États généraux de l’alimentation : un pas en avant mais des incertitudes qui subsistent

Les  Jeunes Socialistes dénoncent le manque de clarté qu’ Emmanuel Macron laisse planer sur l’achèvement de la transition agricole.

Mercredi 11 octobre à Rungis, Emmanuel Macron prononçait un discours afin de rendre compte du travail réalisé à mi parcours dans le déroulement des états généraux de l’alimentation.

Les annoncent concernant la rémunération des agriculteurs étaient attendues et sont saluées par les différents syndicats de la profession. Très logiquement le prix d’achat des matières premières aux agriculteurs sera calculé en fonction des coûts de production, ce qui n’était pas le cas jusqu’à présent. Cette situation scandaleuse conduisait certain.e.s producteur.trice.s à vendre leur production à perte, entraînant la pauvreté et du mal-être sur son passage.

Toutefois, si ce mécanisme semble intéressant,  les moyens pour y parvenir sont flous. Après avoir demandé aux propriétaires de baisser les loyers pour compenser la baisse des APL, c’est à l’industrie agro-alimentaire et la grande distribution qu’il s’adresse en les invitant à « jouer le jeu » et à prendre leurs responsabilités dans la répartition des marges. Cependant quand on connaît le poids gigantesque de ces mastodontes de l’alimentaire, et qu’on déplore les difficultés des paysans à se regrouper pour peser plus fortement dans les échanges commerciaux, on ne peut qu’émettre des réserves quant à la réussite de ces annonces.

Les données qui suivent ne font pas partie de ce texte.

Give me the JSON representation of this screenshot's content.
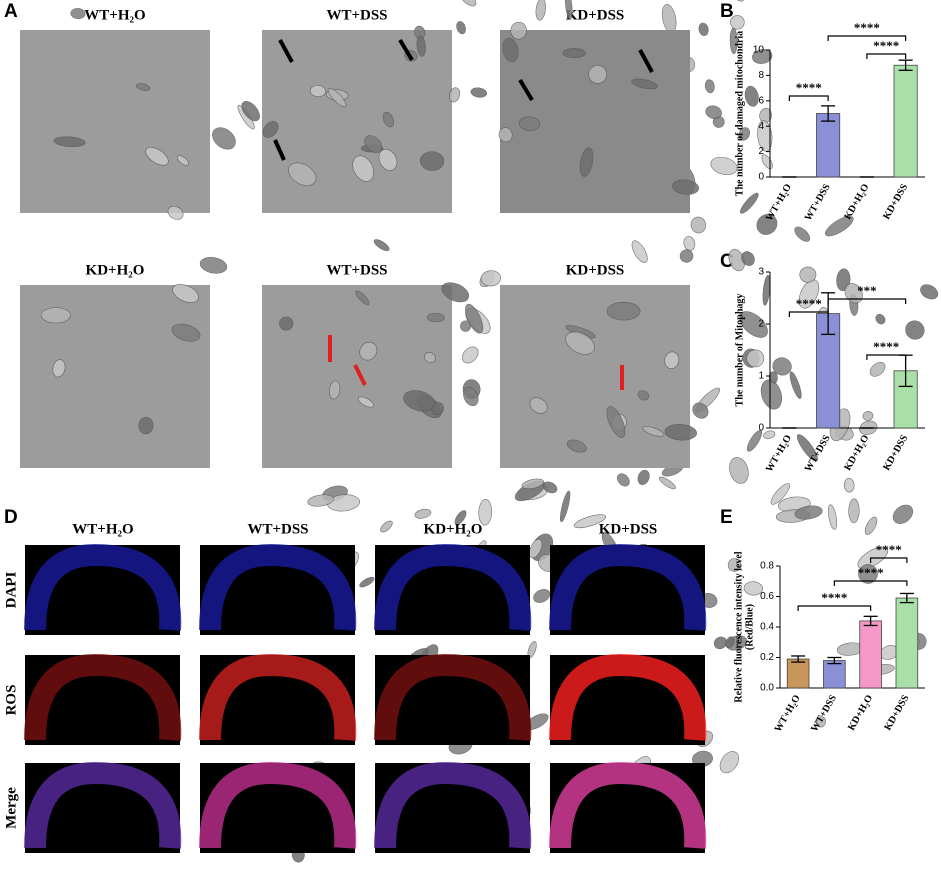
{
  "panels": [
    "A",
    "B",
    "C",
    "D",
    "E"
  ],
  "micrographs": [
    "WT+H₂O",
    "WT+DSS",
    "KD+DSS",
    "KD+H₂O",
    "WT+DSS",
    "KD+DSS"
  ],
  "fluorescence": {
    "columns": [
      "WT+H₂O",
      "WT+DSS",
      "KD+H₂O",
      "KD+DSS"
    ],
    "rows": [
      "DAPI",
      "ROS",
      "Merge"
    ]
  },
  "chart_data": [
    {
      "type": "bar",
      "ylabel": "The number of damaged mitochondria",
      "categories": [
        "WT+H₂O",
        "WT+DSS",
        "KD+H₂O",
        "KD+DSS"
      ],
      "values": [
        0,
        5,
        0,
        8.8
      ],
      "errors": [
        0,
        0.6,
        0,
        0.4
      ],
      "colors": [
        "#8b8fd6",
        "#8b8fd6",
        "#a8e0a8",
        "#a8e0a8"
      ],
      "ylim": [
        0,
        10
      ],
      "yticks": [
        0,
        2,
        4,
        6,
        8,
        10
      ],
      "annotations": [
        "****",
        "****",
        "****"
      ]
    },
    {
      "type": "bar",
      "ylabel": "The number of Mitophagy",
      "categories": [
        "WT+H₂O",
        "WT+DSS",
        "KD+H₂O",
        "KD+DSS"
      ],
      "values": [
        0,
        2.2,
        0,
        1.1
      ],
      "errors": [
        0,
        0.4,
        0,
        0.3
      ],
      "colors": [
        "#8b8fd6",
        "#8b8fd6",
        "#a8e0a8",
        "#a8e0a8"
      ],
      "ylim": [
        0,
        3
      ],
      "yticks": [
        0,
        1,
        2,
        3
      ],
      "annotations": [
        "****",
        "***",
        "****"
      ]
    },
    {
      "type": "bar",
      "ylabel": [
        "Relative fluorescence intensity level",
        "(Red/Blue)"
      ],
      "categories": [
        "WT+H₂O",
        "WT+DSS",
        "KD+H₂O",
        "KD+DSS"
      ],
      "values": [
        0.19,
        0.18,
        0.44,
        0.59
      ],
      "errors": [
        0.02,
        0.02,
        0.03,
        0.03
      ],
      "colors": [
        "#c8955a",
        "#8b8fd6",
        "#f598c8",
        "#a8e0a8"
      ],
      "ylim": [
        0,
        0.8
      ],
      "yticks": [
        {
          "value": 0,
          "label": "0.0"
        },
        0.2,
        0.4,
        0.6,
        0.8
      ],
      "annotations": [
        "****",
        "****",
        "****"
      ]
    }
  ]
}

N’ayant pas la volonté de rompre clairement avec le modèle agricole productiviste, le risque est de voir le coût de nos assiettes grimper sans pour autant se délester des conséquences négatives liées à ce modèle de production qui engendre des dégâts humains et environnementaux conséquents.

Les réflexions engagées durant les EGA doivent aboutir à la démocratisation d’un modèle agricole et alimentaire, qui protège aussi bien les Hommes que les biens communs de l’humanité.

Les Jeunes Socialistes exigent que le budget de la politique agricole commune soit réorienté en faveur d’un système qui, par le biais de l’agro-écologie, relocalise les moyens de production et de transformation. Ils défendent l’instauration d’un revenu universel d’existence qui  offrirait une plus grande autonomie à des agriculteur.trice.s trop dépendant.e.s de l’agro-chimie.

Dans l’optique d’une vraie (r)évolution dans nos assiettes, produisons moins, mais mieux.